Nimotuzumab Combined with Induction Chemotherapy and Concurrent Chemoradiotherapy in Unresectable Locally Advanced Hypopharyngeal Carcinoma: A Single Institution Experience in China

Objective To investigate the curative and adverse effects (AEs) of additional use of nimotuzumab combined with induction chemotherapy and concurrent chemoradiotherapy in unresectable locoregionally advanced hypopharyngeal carcinoma. Patients and Methods We retrospectively evaluated 36 patients with stage III or IVA hypopharyngeal carcinoma who received induction chemotherapy followed by concurrent chemoradiotherapy with or without nimotuzumab.

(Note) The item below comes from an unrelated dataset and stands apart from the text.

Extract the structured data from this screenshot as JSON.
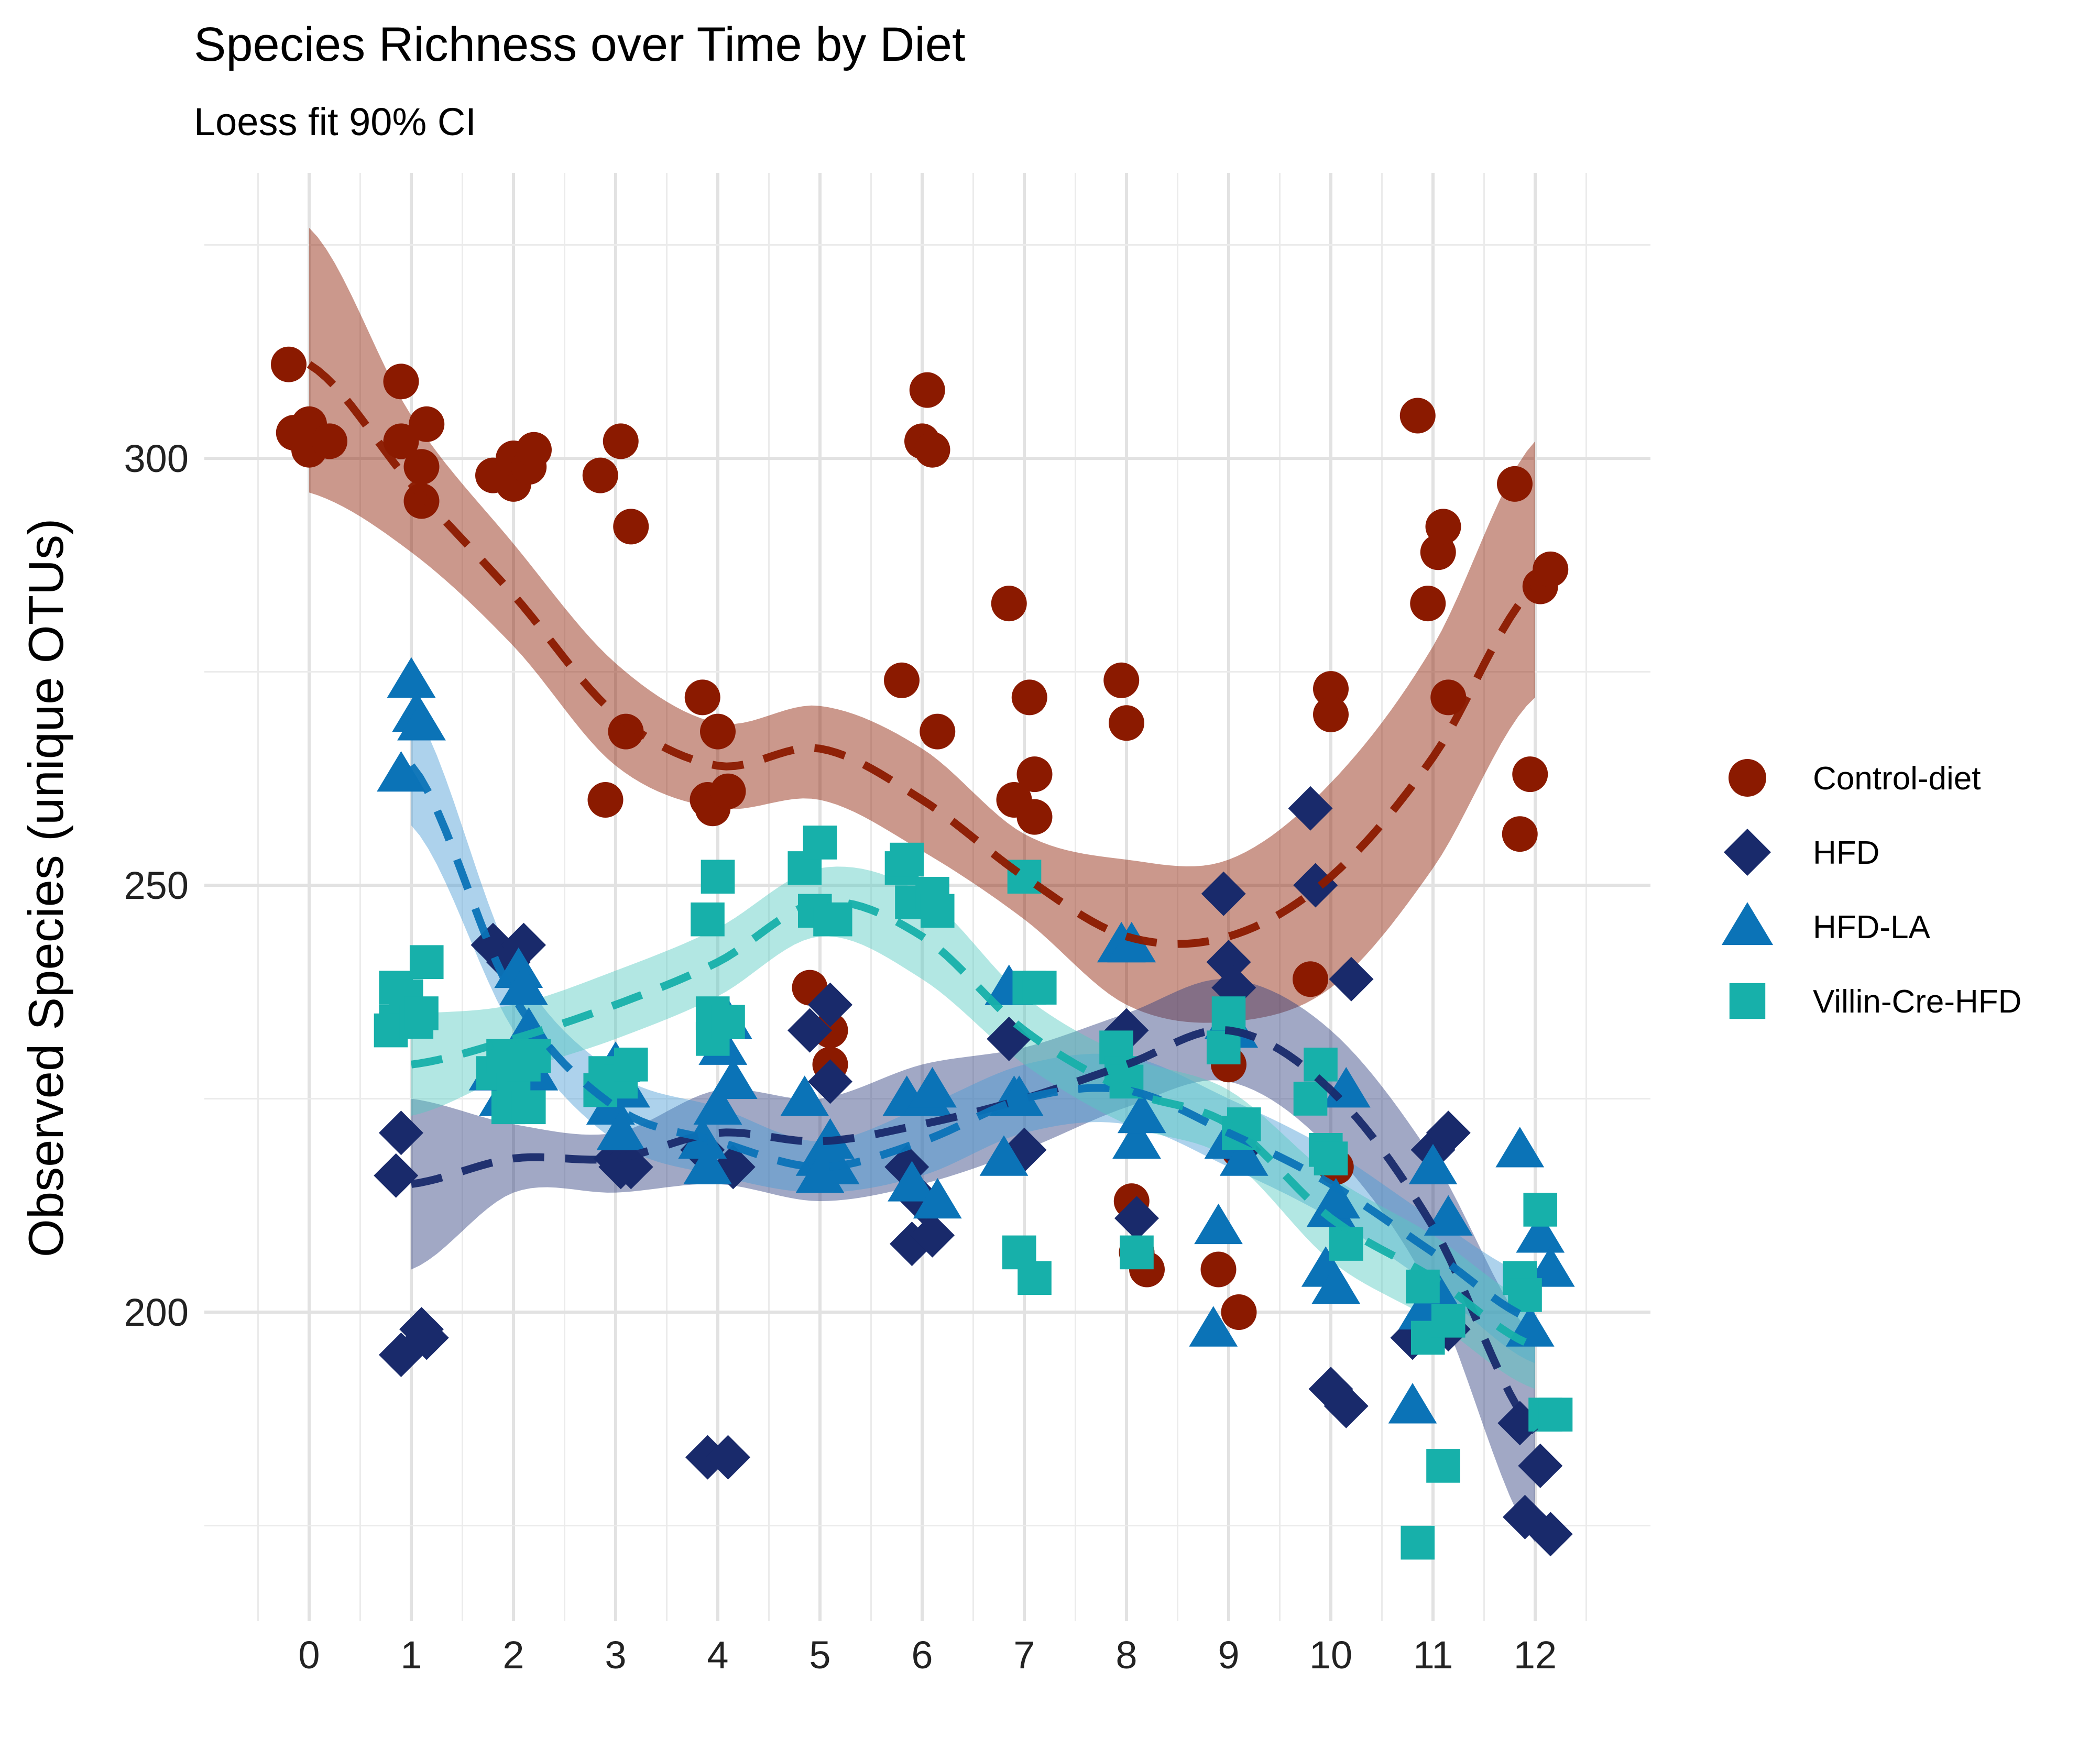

The induction chemotherapy included two or three cycles of TPF regimen. The intensity-modulated radiation therapy (IMRT) dose was 70 Gy to the planning target volume. Concurrent with radiotherapy, patients received chemotherapy consisting of cisplatin q3w. Adjuvant chemotherapy consisting of TPF regimen was administered 1 month later after concurrent chemoradiotherapy. Nimotuzumab (200 mg day 1, q3w) was given to patients concurrently with induction chemotherapy and was administered concurrently with IMRT at a weekly dose of 200 mg. Results After induction chemotherapy, the objective response rate in patients treated with nimotuzumab (group A) versus those treated without nimotuzumab (group B) was 91.7% versus 58.3% (p=0.029). After concurrent chemoradiotherapy, the objective response rate was 95.8% in group A versus 83.3% in group B (p=0.253). The median follow-up was 22.6 months (range 8.9-39.5 months). The 2-year OS rate in group A and group B were 62.5% (95% CI 55-70%) and 51.8% (95% CI 45-59%), respectively, the 2-year OS rate in group A was better than group B, P<0.05. PFS was 23 months (95% CI 19-27) in group A versus 18 months (95% CI 12-22) in group B, PFS was longer in group A than group B, P<0.05. There was no significant difference in AEs between the two groups. Conclusion Additional use of nimotuzumab combined with induction chemotherapy and concurrent chemoradiotherapy in unresectable locoregionally advanced hypopharyngeal carcinoma yielded better short-term efficacy, also may improve overall survival and progression-free survival than patients without using nimotuzumab. The toxicity was tolerable.